Overflow

Of course and I hope it doesn't work that way, but won't be shocked if it does. Especially if it's at a 10% rate. Currency comes fairly early in the game. By the time you get to it your production isn't likely to be that high anyway. To even be doing 20 hammers/turn seems like a lot if it's like the previous Civ games at that point in the tech tree. Therefore it wouldn't be too exploitable, especially if they round down with excess hammers instead of rounding up.


The problem is that promotes micromanagement. even assumng fractions are taken, losing 15 hammers and only getting 1.5 gold back is practically the same as losing those 15 hammers.

Now it is posible that there was a misprint and Currency builds at a 100% rate 1 hammer:1 gold, and that is the rate that excess production (of Wonders or overflow) is sold at.

But that makes Currency something you can get without getting.

In that case it might not be so bad, but if that is worth it, then Gold is just stored production.
 
Well, there's not going to be a tech slider, so even if there's no overflow you won't be doing Civ III-style micro.

We'd still be doing a lot of tile micromanagement with cities to make them work more food/hammers tiles instead of commerce/science to avoid beaker overflow (and likewise more food/commerce instead of hammers to avoid production overflow).

Anyways, I'd be surprised if they didn't have overflow in the game.
 
Now that the game is out, does anybody know what happens to the overflow? I've been playing the game and it looks to me like you lose your production overflow.

I'm having a real hard time with the user interface, so I'm not sure, but I think you lose your science overflow as well.

Can anybody confirm what they've seen?
 
Now that the game is out, does anybody know what happens to the overflow? I've been playing the game and it looks to me like you lose your production overflow.

I'm having a real hard time with the user interface, so I'm not sure, but I think you lose your science overflow as well.

Can anybody confirm what they've seen?
It only looks like overflow is wasted.

I've tested building a scout (25 hammers) with 6 hammers per turn.

On turn 5, the scout was completed with 5 hammers overflow and it showed it was producing a monument with 0 hammers invested and 6 scheduled to be added next turn.
On turn 6, it shows the monument has 11 hammers invested.

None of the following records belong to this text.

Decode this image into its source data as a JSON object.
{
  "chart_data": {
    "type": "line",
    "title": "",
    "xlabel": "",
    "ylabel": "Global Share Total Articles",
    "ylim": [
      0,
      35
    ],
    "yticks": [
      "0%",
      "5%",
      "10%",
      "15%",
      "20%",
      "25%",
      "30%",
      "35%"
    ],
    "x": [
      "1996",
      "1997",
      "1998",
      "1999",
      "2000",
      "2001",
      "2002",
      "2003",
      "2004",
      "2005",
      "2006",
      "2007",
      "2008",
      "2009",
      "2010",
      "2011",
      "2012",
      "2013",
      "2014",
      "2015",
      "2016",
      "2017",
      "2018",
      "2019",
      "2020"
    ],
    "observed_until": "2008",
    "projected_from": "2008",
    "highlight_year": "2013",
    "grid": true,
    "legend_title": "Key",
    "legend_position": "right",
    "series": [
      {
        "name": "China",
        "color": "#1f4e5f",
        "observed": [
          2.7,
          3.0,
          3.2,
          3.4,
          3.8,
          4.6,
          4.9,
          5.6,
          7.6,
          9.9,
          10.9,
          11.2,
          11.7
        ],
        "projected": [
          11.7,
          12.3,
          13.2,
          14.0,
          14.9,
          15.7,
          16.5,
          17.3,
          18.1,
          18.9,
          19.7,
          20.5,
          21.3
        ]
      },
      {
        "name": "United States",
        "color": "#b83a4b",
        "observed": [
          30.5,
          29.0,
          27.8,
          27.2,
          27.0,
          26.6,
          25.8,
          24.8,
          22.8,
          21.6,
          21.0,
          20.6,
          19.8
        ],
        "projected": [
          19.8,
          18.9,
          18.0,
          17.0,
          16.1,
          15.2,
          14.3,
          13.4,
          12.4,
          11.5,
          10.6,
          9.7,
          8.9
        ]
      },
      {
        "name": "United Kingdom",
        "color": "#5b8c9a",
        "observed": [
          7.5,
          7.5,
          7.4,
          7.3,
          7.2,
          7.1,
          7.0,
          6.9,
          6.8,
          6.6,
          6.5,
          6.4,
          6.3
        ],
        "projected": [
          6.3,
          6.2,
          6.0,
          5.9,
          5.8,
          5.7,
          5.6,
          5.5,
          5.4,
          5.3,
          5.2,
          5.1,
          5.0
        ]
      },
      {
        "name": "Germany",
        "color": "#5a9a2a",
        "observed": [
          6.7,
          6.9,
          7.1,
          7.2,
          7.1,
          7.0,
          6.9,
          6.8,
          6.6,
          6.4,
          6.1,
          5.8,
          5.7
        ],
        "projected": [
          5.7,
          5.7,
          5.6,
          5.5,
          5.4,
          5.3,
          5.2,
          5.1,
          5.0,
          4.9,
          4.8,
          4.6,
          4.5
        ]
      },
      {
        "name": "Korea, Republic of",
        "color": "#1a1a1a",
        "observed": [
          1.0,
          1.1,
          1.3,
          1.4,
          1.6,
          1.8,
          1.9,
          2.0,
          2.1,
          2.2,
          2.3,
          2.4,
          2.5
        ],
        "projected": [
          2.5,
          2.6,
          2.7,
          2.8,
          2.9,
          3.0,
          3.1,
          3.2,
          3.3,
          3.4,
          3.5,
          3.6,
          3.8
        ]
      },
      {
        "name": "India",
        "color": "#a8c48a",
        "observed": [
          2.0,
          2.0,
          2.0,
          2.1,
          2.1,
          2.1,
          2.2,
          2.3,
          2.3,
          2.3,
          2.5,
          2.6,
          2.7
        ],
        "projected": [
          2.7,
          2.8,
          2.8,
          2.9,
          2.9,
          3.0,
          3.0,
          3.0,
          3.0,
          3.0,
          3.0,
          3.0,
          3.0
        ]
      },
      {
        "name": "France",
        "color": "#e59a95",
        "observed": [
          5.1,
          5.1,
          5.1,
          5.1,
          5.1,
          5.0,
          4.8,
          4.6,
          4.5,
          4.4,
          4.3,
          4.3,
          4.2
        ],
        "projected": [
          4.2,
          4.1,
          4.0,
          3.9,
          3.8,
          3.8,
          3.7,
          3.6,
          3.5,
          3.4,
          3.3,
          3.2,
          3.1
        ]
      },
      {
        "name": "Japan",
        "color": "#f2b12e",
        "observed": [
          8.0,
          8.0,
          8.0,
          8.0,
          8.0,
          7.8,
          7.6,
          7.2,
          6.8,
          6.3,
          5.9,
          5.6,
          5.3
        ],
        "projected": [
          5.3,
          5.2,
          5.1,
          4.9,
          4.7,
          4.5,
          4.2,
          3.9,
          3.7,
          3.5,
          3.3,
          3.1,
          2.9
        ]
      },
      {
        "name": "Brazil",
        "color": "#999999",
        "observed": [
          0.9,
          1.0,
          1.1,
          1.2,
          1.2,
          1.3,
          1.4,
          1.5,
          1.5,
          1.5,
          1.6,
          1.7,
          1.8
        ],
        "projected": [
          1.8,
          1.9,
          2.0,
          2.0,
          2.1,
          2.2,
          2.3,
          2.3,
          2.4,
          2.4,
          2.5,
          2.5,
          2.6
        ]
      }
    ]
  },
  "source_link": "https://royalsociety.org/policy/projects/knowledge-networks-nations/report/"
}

-> Overflow is not lost, but the interface neglects to show you that until one turn into the production.
 
This might be because once you select the next thing to produce, the overflow hammers were automatically assigned to whatever you chose first. So if you changed your mind you basically lost your overflow unless you switched it back. This way, you can be sure that the overflow hammers will go to what you really want to build, and not just whatever you happened to click first during the turn.
 
I didn't notice my science overflowing. I had three techs in a row with that same cost, which should have resulted in an increasing overflow. Instead after two turns of researching the third tech, only 52 science investing with a 26 science rate per turn. The clunky interface isn't really helping make anything transparent either.
 
Since there is no way to drop your science for a turn (that doesn't harm you in some way), overflow for science shouldn't really matter.
 
This might be because once you select the next thing to produce, the overflow hammers were automatically assigned to whatever you chose first. So if you changed your mind you basically lost your overflow unless you switched it back. This way, you can be sure that the overflow hammers will go to what you really want to build, and not just whatever you happened to click first during the turn.
No, changing or not changing the next project doesn't matter as to whether the overflow is displayed. (It isn't displayed)
However, it's properly applied after the first turn of the new production.